Languages shape the way we think, or don't.
Rewarding incompetence and ignorance increases the number of incompetent programmers. Designing programming languages and tools so incompetent programmers can feel better about themselves is not the way to go.
I have a cat, so I know that when she digs her very sharp claws into my chest or stomach it's really a sign of affection, but I don't see any reason for programming languages to show affection with pain.
The ultimate laziness is not using Perl. That saves you so much work you wouldn't believe it if you had never tried it.
Sometimes, the only way to learn something really well is to revert to the state of mind of a novice and reawaken to the raw observations that you have accumulated instead of relying on the conclusions you have reached from the exogenous premises absorbed through teaching and bookish learning.
NETSCAPISM /net-'sca-, pi-z*m/ n (1995): habitual diversion of the mind to purely imaginative activity or entertainment as an escape from the realization that the Internet was built by and for someone else.
What I actually admire in Perl is its ability to provide a very successful abstraction of the horrible mess that is collectively called Unix.
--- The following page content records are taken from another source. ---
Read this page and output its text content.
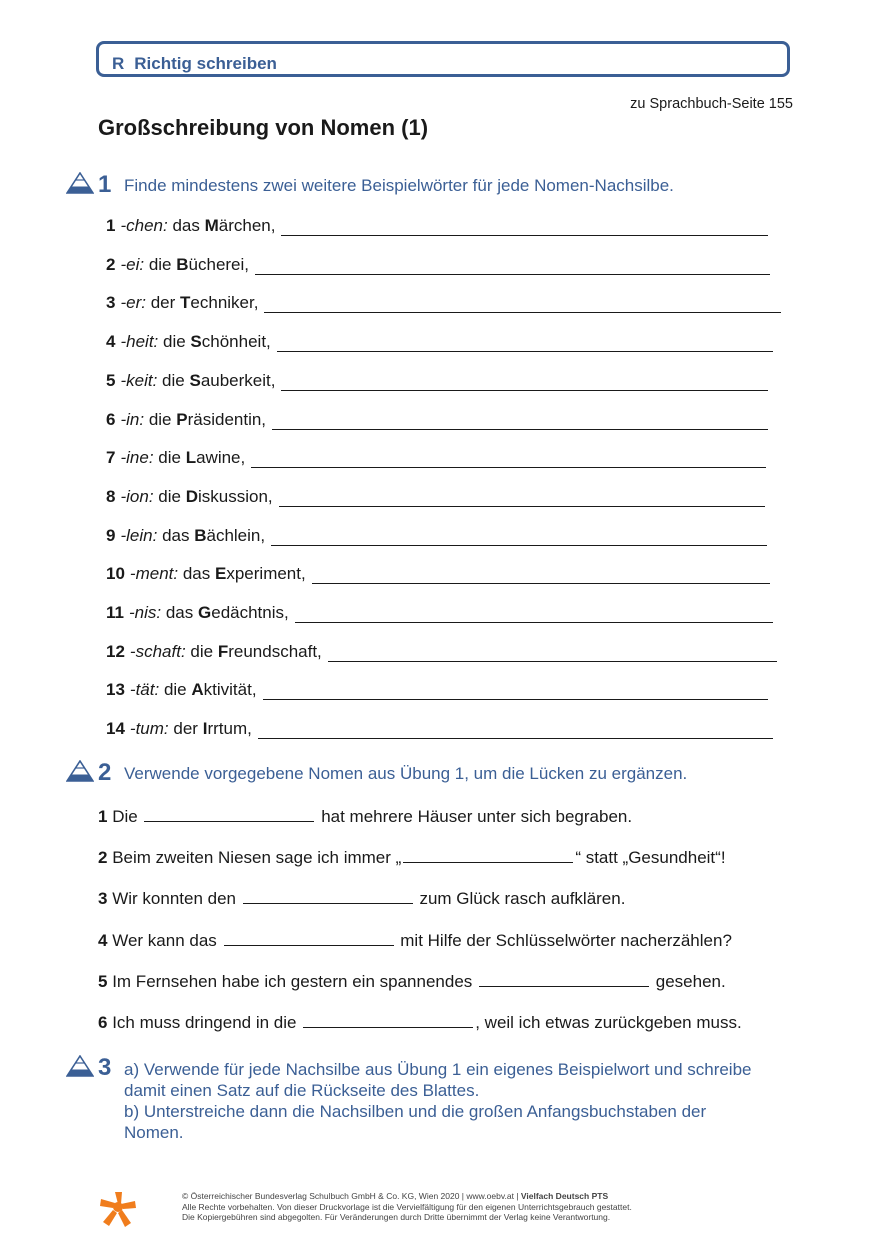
R Richtig schreiben
zu Sprachbuch-Seite 155
Großschreibung von Nomen (1)
1 Finde mindestens zwei weitere Beispielwörter für jede Nomen-Nachsilbe.
1 -chen: das Märchen,
2 -ei: die Bücherei,
3 -er: der Techniker,
4 -heit: die Schönheit,
5 -keit: die Sauberkeit,
6 -in: die Präsidentin,
7 -ine: die Lawine,
8 -ion: die Diskussion,
9 -lein: das Bächlein,
10 -ment: das Experiment,
11 -nis: das Gedächtnis,
12 -schaft: die Freundschaft,
13 -tät: die Aktivität,
14 -tum: der Irrtum,
2 Verwende vorgegebene Nomen aus Übung 1, um die Lücken zu ergänzen.
1 Die	hat mehrere Häuser unter sich begraben.
2 Beim zweiten Niesen sage ich immer „	“ statt „Gesundheit“!
3 Wir konnten den	zum Glück rasch aufklären.
4 Wer kann das	mit Hilfe der Schlüsselwörter nacherzählen?
5 Im Fernsehen habe ich gestern ein spannendes	gesehen.
6 Ich muss dringend in die	, weil ich etwas zurückgeben muss.
3 a) Verwende für jede Nachsilbe aus Übung 1 ein eigenes Beispielwort und schreibe
damit einen Satz auf die Rückseite des Blattes.
b) Unterstreiche dann die Nachsilben und die großen Anfangsbuchstaben der
Nomen.
© Österreichischer Bundesverlag Schulbuch GmbH & Co. KG, Wien 2020 | www.oebv.at | Vielfach Deutsch PTS
Alle Rechte vorbehalten. Von dieser Druckvorlage ist die Vervielfältigung für den eigenen Unterrichtsgebrauch gestattet.
Die Kopiergebühren sind abgegolten. Für Veränderungen durch Dritte übernimmt der Verlag keine Verantwortung.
The currency in the developer community is enthusiasm.
The Web provided me with a much needed realization that information cannot be fully separated from its presentation, and showed me something I knew without verbalizing explicitly, that the presentation form we choose communicates real information.
If the syntax is good enough for the information, it should be good enough for the meta-information.
Aestheticles: n. The little-known source of aesthetic reactions. If your whole body feels like going into a fetal position or otherwise double over from the pain of experiencing something exceptionally ugly and inelegant, such as C, it's because your aestheticles got creamed.
Note that ANSI standards also cost way too much compared to toilet paper, and they're pretty bad quality as toilet paper goes, too.
My other car is a cdr.
The past is not more important than the future, despite what your culture has taught you. Your future observations, conclusions, and beliefs are more important to you than those in your past ever will be. The world is changing so fast the balance between the past and the future has shifted.
If I sound grumpy, it is only because I have come across too many idiots of the it can't be done persuasion lately, the kind of managers who have an aquarium in their office because fifteen brains think better than one.